Le pape François a invité le diocèse de Rome à penser sa pastorale « en dialecte romain », avec « les visages de familles bien concrets » afin de ne pas tomber « dans le nominalisme », en ouvrant le Congrès ecclésial diocésain, ce 20 juin 2017, en la basilique Saint-Jean-du-Latran.

Discours du pape François :

Chers frères et sœurs, bonsoir !

Comme disait un prêtre : « Avant de parler, je dirai deux mots ».
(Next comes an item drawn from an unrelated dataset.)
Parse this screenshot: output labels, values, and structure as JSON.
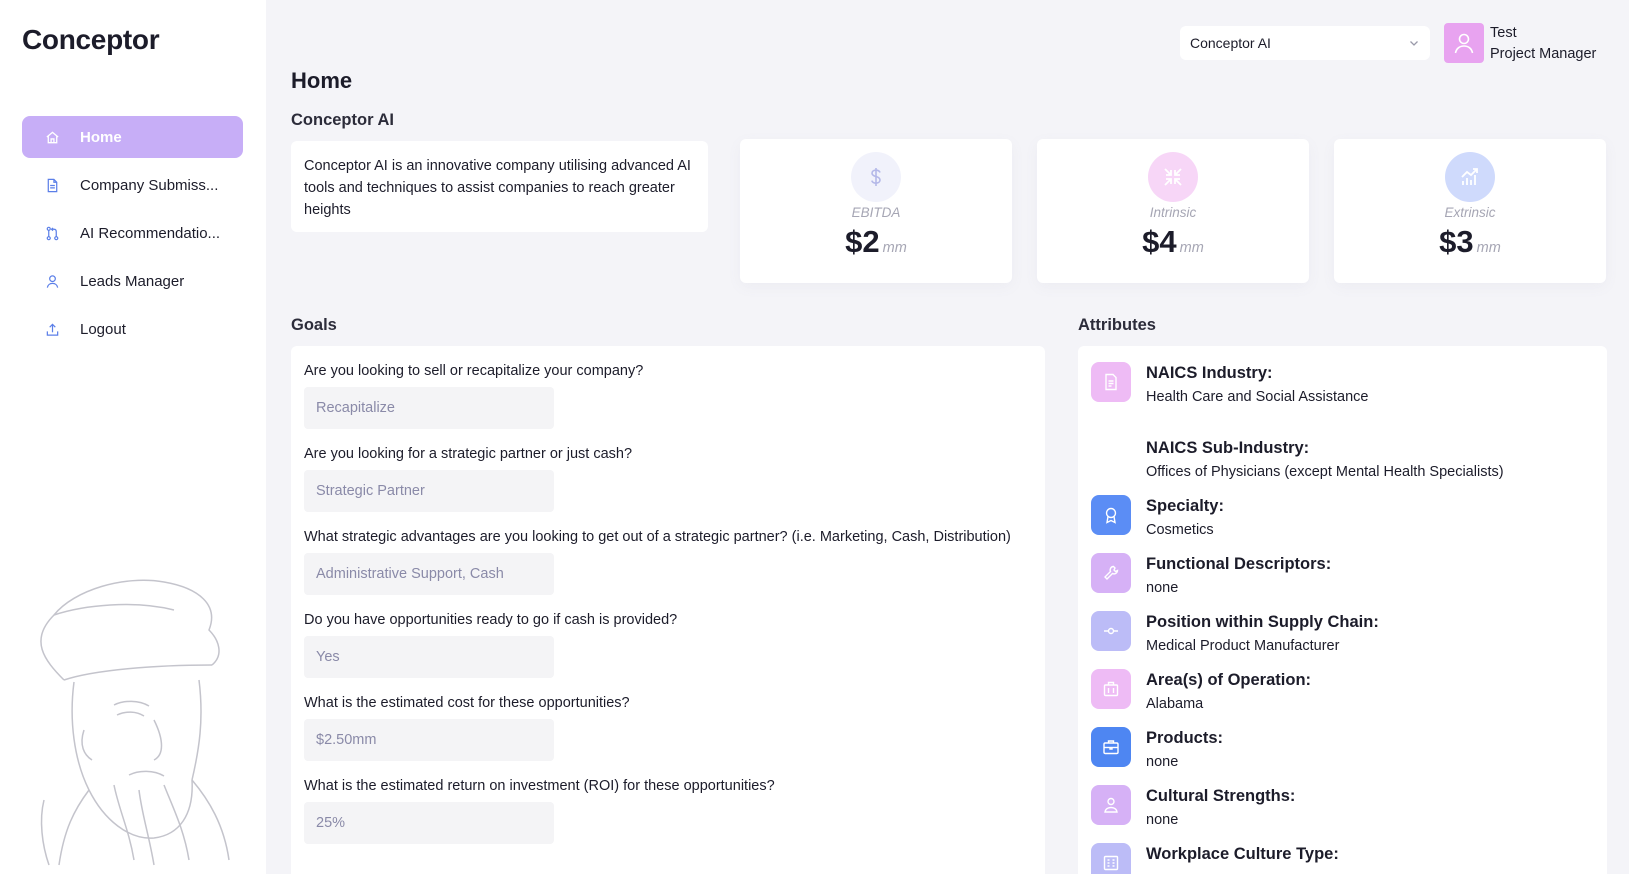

Je tiens à remercier le cardinal Vallini pour ses propos et je voudrais une chose qu’il ne pouvait pas dire, parce qu’il est sous le sceau du secret, mais le pape, lui, peut le dire. Quand, après l’élection, on m’a dit que je devais d’abord me rendre à la chapelle Pauline puis sur le balcon pour saluer la foule, j’ai tout de suite pensé au cardinal vicaire: « Je suis évêque, il y a un vicaire général … ». Tout de suite. J’ai senti ça avec sympathie. Et je l’ai appelé. Et d’un autre coté le cardinal Hummes, qui était à mes côtés pendant les scrutins, me disait des choses qui m’ont aidé. Les deux hommes m’ont accompagné et à partir de ce moment-là j’ai dit : « Sur le balcon avec mon vicaire ». Là, sur le balcon. Depuis il m’a accompagné, et je veux le remercier. Il a tant de vertus mais aussi un sens de l’objectivité qui m’a aidé tant de fois, parce que parfois je me mets à « voler » et lui il me fait « atterrir » très charitablement … Je vous remercie, Eminence, pour la compagnie. Mais le cardinal Vallini ne part pas à la retraite, parce qu’il est membre de six congrégations et continuera à travailler, et c’est mieux ainsi, parce qu’un napolitain sans travail serait une calamité, dans un diocèse … [il rit, tout le monde rit, applaudissements]. Je tiens à le remercier publiquement pour son aide. Merci !

Et à vous, bonsoir !

Je vous remercie pour cette opportunité de pouvoir lancer ce congrès diocésain au cours duquel vous aborderez un thème important pour la vie de nos familles : accompagner les parents dans l’éducation de leurs enfants adolescents.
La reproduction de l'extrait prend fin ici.